GCSE Statistics vocabulary

GCSE Statistics – Key Vocabulary and Concepts

Hypothesis:
- A statement that can be either true or false.
- It requires statistical investigation to find supporting evidence.
Population:
- The complete set of items or people under investigation.
- Examples: All students in Year 10; all fireworks made by a factory.
Sample Frame:
- A comprehensive list of all members of the population (e.g., register or database).

Random Sample:
- Each item in the population has an equal chance of being selected.
Stratified (Random) Sampling:
- Population is divided into strata (e.g., gender), and samples are drawn to match the population proportions. Members in each stratum are chosen at random.
Judgement Sampling:
- Non-random sampling based on criteria (e.g., first 20 people).
Cluster Sampling:
- Non-random sampling using all members from randomly chosen clusters (e.g., all pupils in randomly selected tutor groups).
Quota Sampling:
- Non-random sampling where pre-determined characteristics (age, gender) are selected.
Systematic Sampling:
- Non-random sampling method that uses fixed intervals from a random starting point.

Cleaning Data:
- Involves improving data reliability and usability by addressing outliers, missing data, and standardizing formats.
Anomaly:
- A value that does not fit well with the rest of the data (e.g., far from the trend shown in scatter diagrams).
Outlier:
- An extremely high or low value. Identified using: mean ± 3 × s.d. or 1.5 × IQR.

Variables:
- Values being investigated that vary among different members (can be discrete, continuous, or qualitative).
Multivariate Problems:
- Involve more than one linked variable (e.g., driving test performance by gender and time of day).
Categorical Data:
- Fits into clear categories (e.g., gender, car make).
Ordinal Data:
- Indicates rank order (e.g., positions in a race).

Distribution:
- The values of a variable along with their frequencies or probabilities.
Extraneous Variables:
- Variables not under investigation that might affect outcomes; should be controlled (e.g., time of day).
Control Groups & Matched Pairs:
- Control groups allow comparisons with test groups; matched pairs aim to make groups similar to minimize extraneous effects.
Closed/Open Questions:
- Closed questions have specific answer options; easier to analyze.

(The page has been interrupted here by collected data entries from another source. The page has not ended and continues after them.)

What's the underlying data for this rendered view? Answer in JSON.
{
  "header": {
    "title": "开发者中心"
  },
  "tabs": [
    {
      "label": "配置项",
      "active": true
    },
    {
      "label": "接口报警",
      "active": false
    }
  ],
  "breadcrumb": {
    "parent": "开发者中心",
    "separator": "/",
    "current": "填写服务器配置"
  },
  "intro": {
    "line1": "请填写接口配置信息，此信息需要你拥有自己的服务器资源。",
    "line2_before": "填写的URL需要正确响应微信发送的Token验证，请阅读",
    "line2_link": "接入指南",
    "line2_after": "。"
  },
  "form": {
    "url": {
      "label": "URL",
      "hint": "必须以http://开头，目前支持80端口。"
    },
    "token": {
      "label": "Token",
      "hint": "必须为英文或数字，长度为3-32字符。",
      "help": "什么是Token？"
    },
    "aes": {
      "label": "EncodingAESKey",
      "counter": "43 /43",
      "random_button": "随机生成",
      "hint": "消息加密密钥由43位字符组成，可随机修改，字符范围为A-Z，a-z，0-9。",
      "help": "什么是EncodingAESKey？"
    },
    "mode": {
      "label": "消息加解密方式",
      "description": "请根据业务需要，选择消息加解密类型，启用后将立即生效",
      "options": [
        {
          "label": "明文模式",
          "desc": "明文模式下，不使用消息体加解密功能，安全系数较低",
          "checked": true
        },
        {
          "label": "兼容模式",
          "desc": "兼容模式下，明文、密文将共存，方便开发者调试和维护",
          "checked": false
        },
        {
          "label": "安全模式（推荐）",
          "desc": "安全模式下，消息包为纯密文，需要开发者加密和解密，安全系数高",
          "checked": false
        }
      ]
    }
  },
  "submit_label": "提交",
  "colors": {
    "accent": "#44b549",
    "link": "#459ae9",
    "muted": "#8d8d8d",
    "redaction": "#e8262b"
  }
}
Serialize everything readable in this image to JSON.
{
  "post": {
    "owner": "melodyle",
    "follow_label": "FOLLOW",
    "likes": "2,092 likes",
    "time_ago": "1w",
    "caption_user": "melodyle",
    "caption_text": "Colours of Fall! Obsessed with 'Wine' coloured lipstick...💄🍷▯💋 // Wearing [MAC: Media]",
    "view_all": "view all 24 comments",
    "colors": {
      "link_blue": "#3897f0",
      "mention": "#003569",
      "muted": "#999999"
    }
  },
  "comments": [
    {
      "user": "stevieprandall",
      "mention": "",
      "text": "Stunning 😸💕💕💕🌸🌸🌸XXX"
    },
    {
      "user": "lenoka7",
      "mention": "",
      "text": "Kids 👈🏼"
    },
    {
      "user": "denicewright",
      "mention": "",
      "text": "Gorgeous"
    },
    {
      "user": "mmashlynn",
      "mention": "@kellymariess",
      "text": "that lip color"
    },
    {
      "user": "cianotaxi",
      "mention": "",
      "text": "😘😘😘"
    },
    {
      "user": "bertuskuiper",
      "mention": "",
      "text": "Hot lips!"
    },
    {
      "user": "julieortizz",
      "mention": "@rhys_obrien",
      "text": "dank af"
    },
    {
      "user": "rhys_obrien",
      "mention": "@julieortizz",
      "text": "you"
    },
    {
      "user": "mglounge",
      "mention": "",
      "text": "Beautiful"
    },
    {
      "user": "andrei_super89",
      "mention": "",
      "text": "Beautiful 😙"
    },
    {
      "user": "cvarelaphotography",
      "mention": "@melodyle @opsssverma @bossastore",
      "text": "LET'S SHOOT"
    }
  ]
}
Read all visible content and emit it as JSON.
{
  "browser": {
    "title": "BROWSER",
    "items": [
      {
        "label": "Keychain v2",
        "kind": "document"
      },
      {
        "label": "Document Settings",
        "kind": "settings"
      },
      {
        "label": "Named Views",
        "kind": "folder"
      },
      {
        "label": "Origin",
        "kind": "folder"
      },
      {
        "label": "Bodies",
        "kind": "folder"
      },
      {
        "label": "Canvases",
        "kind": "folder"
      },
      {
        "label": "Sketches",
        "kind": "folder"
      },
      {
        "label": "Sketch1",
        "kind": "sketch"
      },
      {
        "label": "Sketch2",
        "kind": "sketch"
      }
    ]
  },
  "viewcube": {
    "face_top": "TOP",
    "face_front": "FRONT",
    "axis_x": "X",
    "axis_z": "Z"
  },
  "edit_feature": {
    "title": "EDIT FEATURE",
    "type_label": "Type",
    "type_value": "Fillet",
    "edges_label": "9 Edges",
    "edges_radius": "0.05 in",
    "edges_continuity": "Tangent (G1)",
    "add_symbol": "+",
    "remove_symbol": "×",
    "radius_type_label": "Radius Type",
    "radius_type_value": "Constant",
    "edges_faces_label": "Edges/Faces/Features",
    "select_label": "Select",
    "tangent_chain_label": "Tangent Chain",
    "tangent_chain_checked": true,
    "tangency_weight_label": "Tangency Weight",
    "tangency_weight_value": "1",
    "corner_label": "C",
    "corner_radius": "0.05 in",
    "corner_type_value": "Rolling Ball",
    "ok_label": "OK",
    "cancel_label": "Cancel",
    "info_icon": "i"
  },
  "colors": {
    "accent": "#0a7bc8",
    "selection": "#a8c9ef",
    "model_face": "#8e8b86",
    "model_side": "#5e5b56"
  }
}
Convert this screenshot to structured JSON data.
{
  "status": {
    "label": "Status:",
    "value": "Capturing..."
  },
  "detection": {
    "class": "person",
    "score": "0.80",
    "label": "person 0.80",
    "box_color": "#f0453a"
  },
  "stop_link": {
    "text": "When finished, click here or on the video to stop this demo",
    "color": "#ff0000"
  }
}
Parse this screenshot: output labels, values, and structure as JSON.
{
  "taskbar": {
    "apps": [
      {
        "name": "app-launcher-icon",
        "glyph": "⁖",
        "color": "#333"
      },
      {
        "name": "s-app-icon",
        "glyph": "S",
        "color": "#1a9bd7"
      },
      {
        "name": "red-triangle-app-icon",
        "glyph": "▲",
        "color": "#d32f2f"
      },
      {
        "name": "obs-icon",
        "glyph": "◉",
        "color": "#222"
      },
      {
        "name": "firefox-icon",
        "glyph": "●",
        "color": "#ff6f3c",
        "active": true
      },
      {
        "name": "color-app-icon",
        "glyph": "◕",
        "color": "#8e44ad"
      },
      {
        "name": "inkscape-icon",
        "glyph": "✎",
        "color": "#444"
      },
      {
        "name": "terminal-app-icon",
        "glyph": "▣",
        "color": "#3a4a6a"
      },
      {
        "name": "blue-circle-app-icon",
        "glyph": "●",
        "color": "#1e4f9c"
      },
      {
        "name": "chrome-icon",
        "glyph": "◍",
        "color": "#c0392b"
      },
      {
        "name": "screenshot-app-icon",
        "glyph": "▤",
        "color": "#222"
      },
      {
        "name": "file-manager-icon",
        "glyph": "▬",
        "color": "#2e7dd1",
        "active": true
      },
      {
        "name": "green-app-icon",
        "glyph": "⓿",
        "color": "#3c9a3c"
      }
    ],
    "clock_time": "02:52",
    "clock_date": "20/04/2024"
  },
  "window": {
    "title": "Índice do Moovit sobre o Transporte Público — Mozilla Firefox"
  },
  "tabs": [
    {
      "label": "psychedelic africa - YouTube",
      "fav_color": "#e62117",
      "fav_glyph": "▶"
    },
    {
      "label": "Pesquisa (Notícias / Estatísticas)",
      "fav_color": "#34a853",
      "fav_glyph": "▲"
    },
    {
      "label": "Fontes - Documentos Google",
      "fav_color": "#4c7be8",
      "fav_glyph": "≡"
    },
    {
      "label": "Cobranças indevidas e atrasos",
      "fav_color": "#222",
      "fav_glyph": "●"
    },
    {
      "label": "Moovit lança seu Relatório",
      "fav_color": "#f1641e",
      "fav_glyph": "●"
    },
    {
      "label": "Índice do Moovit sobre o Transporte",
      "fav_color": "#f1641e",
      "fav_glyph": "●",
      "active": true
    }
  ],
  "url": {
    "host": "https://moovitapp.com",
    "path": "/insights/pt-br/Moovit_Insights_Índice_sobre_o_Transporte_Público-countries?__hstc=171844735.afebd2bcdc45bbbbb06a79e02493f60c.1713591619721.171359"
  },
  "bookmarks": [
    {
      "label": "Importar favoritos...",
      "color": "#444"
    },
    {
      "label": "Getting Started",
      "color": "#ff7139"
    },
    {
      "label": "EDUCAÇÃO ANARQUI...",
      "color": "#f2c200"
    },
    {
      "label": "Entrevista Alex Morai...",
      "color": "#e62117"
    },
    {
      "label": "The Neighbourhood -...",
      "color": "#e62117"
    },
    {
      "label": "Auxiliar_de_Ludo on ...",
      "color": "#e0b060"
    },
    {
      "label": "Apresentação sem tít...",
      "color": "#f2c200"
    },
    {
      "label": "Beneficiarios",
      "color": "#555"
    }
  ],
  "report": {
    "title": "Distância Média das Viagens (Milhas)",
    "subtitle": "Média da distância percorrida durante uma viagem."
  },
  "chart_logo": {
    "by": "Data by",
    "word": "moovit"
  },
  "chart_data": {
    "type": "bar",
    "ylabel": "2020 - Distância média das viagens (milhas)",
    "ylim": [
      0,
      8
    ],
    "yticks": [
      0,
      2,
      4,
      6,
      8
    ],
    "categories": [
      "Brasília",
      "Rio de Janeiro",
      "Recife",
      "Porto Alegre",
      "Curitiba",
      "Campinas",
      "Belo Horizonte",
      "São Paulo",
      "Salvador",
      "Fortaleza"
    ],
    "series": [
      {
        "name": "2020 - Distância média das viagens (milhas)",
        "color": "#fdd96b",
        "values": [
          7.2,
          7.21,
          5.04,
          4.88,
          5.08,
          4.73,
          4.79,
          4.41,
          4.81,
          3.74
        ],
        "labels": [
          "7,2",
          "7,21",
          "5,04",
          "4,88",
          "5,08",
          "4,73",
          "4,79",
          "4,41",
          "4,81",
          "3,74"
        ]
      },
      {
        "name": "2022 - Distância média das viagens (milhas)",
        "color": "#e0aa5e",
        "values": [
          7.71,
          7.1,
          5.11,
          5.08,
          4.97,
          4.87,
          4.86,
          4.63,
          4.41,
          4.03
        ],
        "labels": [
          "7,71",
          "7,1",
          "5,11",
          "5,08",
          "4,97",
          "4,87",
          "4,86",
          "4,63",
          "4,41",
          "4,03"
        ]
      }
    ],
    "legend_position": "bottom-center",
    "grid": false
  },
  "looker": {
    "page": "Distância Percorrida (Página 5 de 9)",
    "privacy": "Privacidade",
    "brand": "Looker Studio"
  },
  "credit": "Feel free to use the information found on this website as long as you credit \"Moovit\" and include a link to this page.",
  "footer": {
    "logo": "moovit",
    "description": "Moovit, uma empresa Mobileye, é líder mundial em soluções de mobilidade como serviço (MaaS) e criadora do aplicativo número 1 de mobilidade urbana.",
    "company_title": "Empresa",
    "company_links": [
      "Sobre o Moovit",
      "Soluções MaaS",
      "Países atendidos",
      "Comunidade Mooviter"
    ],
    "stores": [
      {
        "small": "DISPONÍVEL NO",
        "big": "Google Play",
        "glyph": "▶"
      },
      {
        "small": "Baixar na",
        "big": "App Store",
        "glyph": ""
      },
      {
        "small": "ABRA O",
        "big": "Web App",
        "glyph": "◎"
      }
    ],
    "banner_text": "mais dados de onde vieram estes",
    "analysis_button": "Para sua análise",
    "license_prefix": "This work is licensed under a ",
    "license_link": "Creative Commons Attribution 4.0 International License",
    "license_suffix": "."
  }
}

Open questions have unrestricted answers; harder to analyze and often avoided.
Pilot Survey/Pre-test:
- A small-scale test of a questionnaire to identify necessary changes before larger-scale use.

Random Response:
- Technique used to estimate sensitive question responses, allowing for more reliable data collection through chance.
Reliability:
- Consistency of results upon repeated trials (e.g., large samples yield more reliable outcomes).
Validity:
- Measures whether a process accurately assesses what it intends to measure (e.g., collecting opinions from the correct demographic).

Choropleth Map:
- A map showing data using shading (darker means higher values).
Central Tendency:
- Measures of average: mean, median, mode.
Dispersion:
- Measures of spread: range, IQR, standard deviation.
Standard Deviation:
- A measure of variability in a distribution.
Interpercentile/Interdecile Ranges:
- Measures spread focused on selected percentiles (e.g., middle 80% of data).

Bivariate Data:
- Paired data (e.g., related scores).
Association and Correlation:
- Association refers to the relationship between two variables; correlation specifically involves numerical data.
Explanatory and Response Variables:
- Explanatory variable (independent) is on the x-axis; response variable (dependent) is on the y-axis.

Regression Line:
- The line representing the relationship between variables; calculated, not drawn by eye.
Causation:
- The change in one variable causes a change in another (e.g., variable x affecting variable y).
Spurious Correlation:
- Apparent correlation without a causal connection.
Spearman’s Rank Correlation Coefficient:
- Indicates the strength of a relationship, calculated based on rankings.
Pearson’s Product Moment Correlation Coefficient:
- Measures linear relationships without requiring explicit calculations.

Trend:
- Long-term changes over time (not just short-term fluctuations).
Seasonal Variation:
- Regular patterns repeating over specific intervals.
Index Numbers:
- Represent values relative to a base year's values (base index = 100).
Weighted Index:
- Averages index numbers after considering varying weights (e.g., different materials).

Quality Assurance:
- Processes to ensure production consistency.
Control Charts:
- Plot mean or range results over time; includes action and warning lines for monitoring quality.
Crude Rates and Standardized Rates:
- Raw rates per population; standardized rates adjust to reflect the age distribution.

Sample Space Diagram:
- Visual representation of all possible outcomes (e.g., a probability table for dice rolls).
Mutually Exclusive Events:
- Events that cannot occur together.
Exhaustive Events:
- Complete set of outcomes where the total probability equals 1.
Relative Frequency:
- Based on experimental data.
Absolute vs. Relative Risk:
- Absolute risk quantifies the likelihood of an event; relative risk compares the likelihood of different events.
Binomial Distribution:
- Two possible outcomes per trial (success/failure); applies to fixed trials with consistent probabilities.
Normal Distribution:
- Continuous and symmetrical distribution commonly found in natural data, characterized by mean and standard deviation.